インタビュー内容テキスト

肝臓への転移がわかってから、抗がん剤の錠剤を平成20年の6月まで5年少々飲んで、肝臓には小さなものがあったんですけど、それが言うなればかさぶたみたいになっている状態になりました。先生は、「もっと副作用が出る人がいるんだけど、思いがけず少なくて、長く薬を飲み続けられた」とおっしゃっていました。ただ去年の今ごろ、「もうそろそろ限界だろう」と言われていて、案の定、おばあちゃんのお葬式ごろから血尿が出だして、それで6月ぐらいで抗がん剤を中止しました。8月9月とずっと血尿が続いて、10月ぐらいにも少し出たと思います。半年ぐらい休んで、「また様子を見て次の治療を考えましょう」と言われていました。

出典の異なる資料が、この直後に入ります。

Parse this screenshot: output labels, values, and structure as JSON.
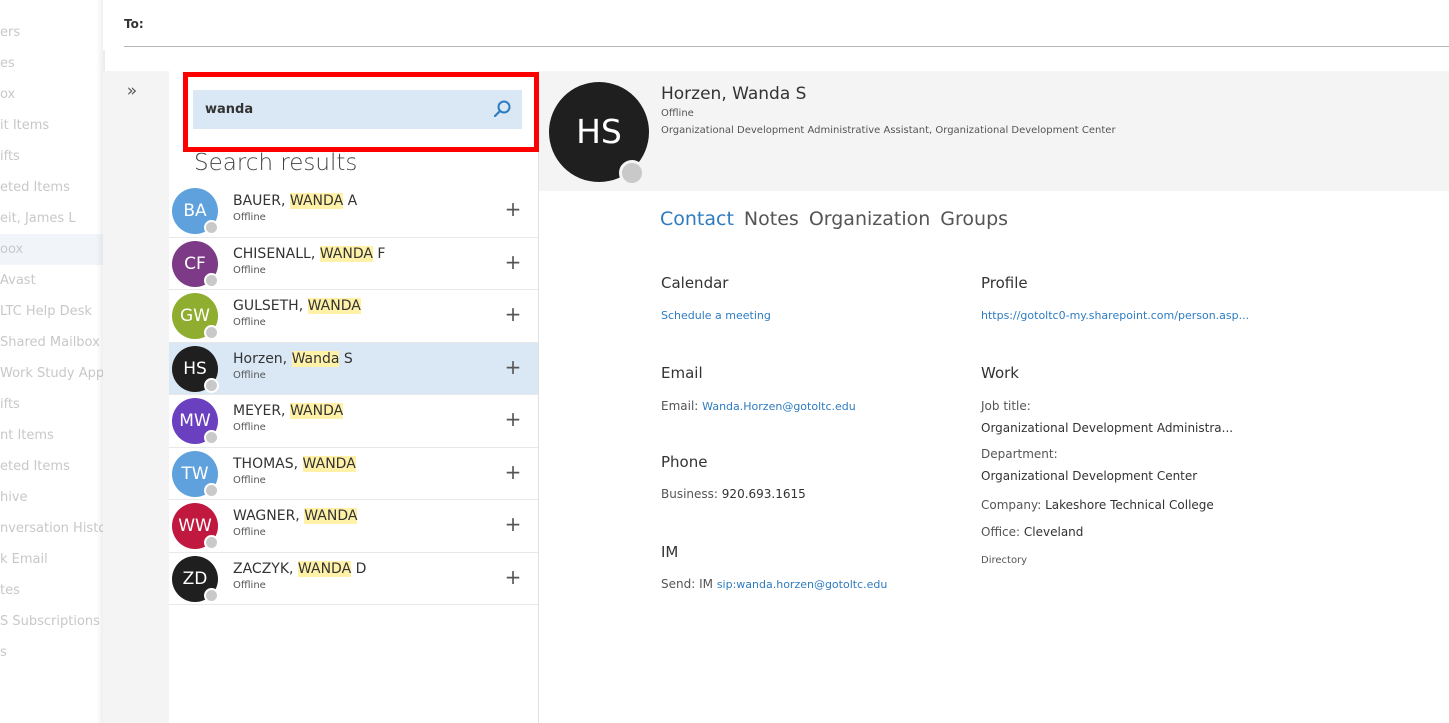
{
  "folders": [
    {
      "label": "ers",
      "active": false
    },
    {
      "label": "es",
      "active": false
    },
    {
      "label": "ox",
      "active": false
    },
    {
      "label": "it Items",
      "active": false
    },
    {
      "label": "ifts",
      "active": false
    },
    {
      "label": "eted Items",
      "active": false
    },
    {
      "label": "eit, James L",
      "active": false
    },
    {
      "label": "oox",
      "active": true
    },
    {
      "label": "Avast",
      "active": false
    },
    {
      "label": "LTC Help Desk",
      "active": false
    },
    {
      "label": "Shared Mailbox",
      "active": false
    },
    {
      "label": "Work Study App",
      "active": false
    },
    {
      "label": "ifts",
      "active": false
    },
    {
      "label": "nt Items",
      "active": false
    },
    {
      "label": "eted Items",
      "active": false
    },
    {
      "label": "hive",
      "active": false
    },
    {
      "label": "nversation Histor",
      "active": false
    },
    {
      "label": "k Email",
      "active": false
    },
    {
      "label": "tes",
      "active": false
    },
    {
      "label": "S Subscriptions",
      "active": false
    },
    {
      "label": "s",
      "active": false
    }
  ],
  "compose": {
    "to_label": "To:"
  },
  "collapse": {
    "expand_label": "»"
  },
  "search": {
    "value": "wanda",
    "placeholder": "",
    "icon": "search-icon",
    "results_title": "Search results"
  },
  "results": [
    {
      "initials": "BA",
      "color": "#5ea1dd",
      "pre": "BAUER, ",
      "match": "WANDA",
      "post": " A",
      "status": "Offline",
      "selected": false
    },
    {
      "initials": "CF",
      "color": "#7d3a86",
      "pre": "CHISENALL, ",
      "match": "WANDA",
      "post": " F",
      "status": "Offline",
      "selected": false
    },
    {
      "initials": "GW",
      "color": "#8fad2e",
      "pre": "GULSETH, ",
      "match": "WANDA",
      "post": "",
      "status": "Offline",
      "selected": false
    },
    {
      "initials": "HS",
      "color": "#1f1f1f",
      "pre": "Horzen, ",
      "match": "Wanda",
      "post": " S",
      "status": "Offline",
      "selected": true
    },
    {
      "initials": "MW",
      "color": "#6a3fc0",
      "pre": "MEYER, ",
      "match": "WANDA",
      "post": "",
      "status": "Offline",
      "selected": false
    },
    {
      "initials": "TW",
      "color": "#5ea1dd",
      "pre": "THOMAS, ",
      "match": "WANDA",
      "post": "",
      "status": "Offline",
      "selected": false
    },
    {
      "initials": "WW",
      "color": "#c0183e",
      "pre": "WAGNER, ",
      "match": "WANDA",
      "post": "",
      "status": "Offline",
      "selected": false
    },
    {
      "initials": "ZD",
      "color": "#1f1f1f",
      "pre": "ZACZYK, ",
      "match": "WANDA",
      "post": " D",
      "status": "Offline",
      "selected": false
    }
  ],
  "card": {
    "initials": "HS",
    "name": "Horzen, Wanda S",
    "status": "Offline",
    "title": "Organizational Development Administrative Assistant, Organizational Development Center",
    "tabs": [
      {
        "label": "Contact",
        "active": true
      },
      {
        "label": "Notes",
        "active": false
      },
      {
        "label": "Organization",
        "active": false
      },
      {
        "label": "Groups",
        "active": false
      }
    ],
    "calendar": {
      "heading": "Calendar",
      "link": "Schedule a meeting"
    },
    "email": {
      "heading": "Email",
      "label": "Email:",
      "value": "Wanda.Horzen@gotoltc.edu"
    },
    "phone": {
      "heading": "Phone",
      "label": "Business:",
      "value": "920.693.1615"
    },
    "im": {
      "heading": "IM",
      "label": "Send: IM",
      "value": "sip:wanda.horzen@gotoltc.edu"
    },
    "profile": {
      "heading": "Profile",
      "link": "https://gotoltc0-my.sharepoint.com/person.asp..."
    },
    "work": {
      "heading": "Work",
      "job_title_label": "Job title:",
      "job_title": "Organizational Development Administra...",
      "department_label": "Department:",
      "department": "Organizational Development Center",
      "company_label": "Company:",
      "company": "Lakeshore Technical College",
      "office_label": "Office:",
      "office": "Cleveland",
      "directory": "Directory"
    }
  }
}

私自身は、肉眼でわかるような変化が尿になかったため、その後血尿は止まったと思い込んでいましたが、平成22年11月末にひどい血尿が出るようになりました。泌尿器科で検査の結果、医師からは「ほかに原因は考えられない(抗がん剤の副作用が原因ということ)。5年あまりかけてそういう体質になってきたものがその薬をやめたからといってすぐ元には戻らない」と言われました。薬の副作用でもろくなった膀胱内の粘膜や血管から出血を繰り返している状態です。内視鏡的手術によって出血しているところや出血しそうな所を焼き付けるとともに、止血剤を服用することでひどい出血は収まっています。また、止血剤を飲み忘れると出血があります。止血剤が有効でコントロールができていますが、この状態が今後も続くとなると止血剤の副作用はどうなるのかと心配になります。
病気とつきあうということはこういうことなのかと、あらためて実感しています。がんの進行に対する不安だけでなく、治療に伴う二次的な体調の変化(悪化)をできるだけくい止められるように毎日の微妙な変化に気を配り、少しでも健康的な生活ができるよう心がけていかなくてはと思います。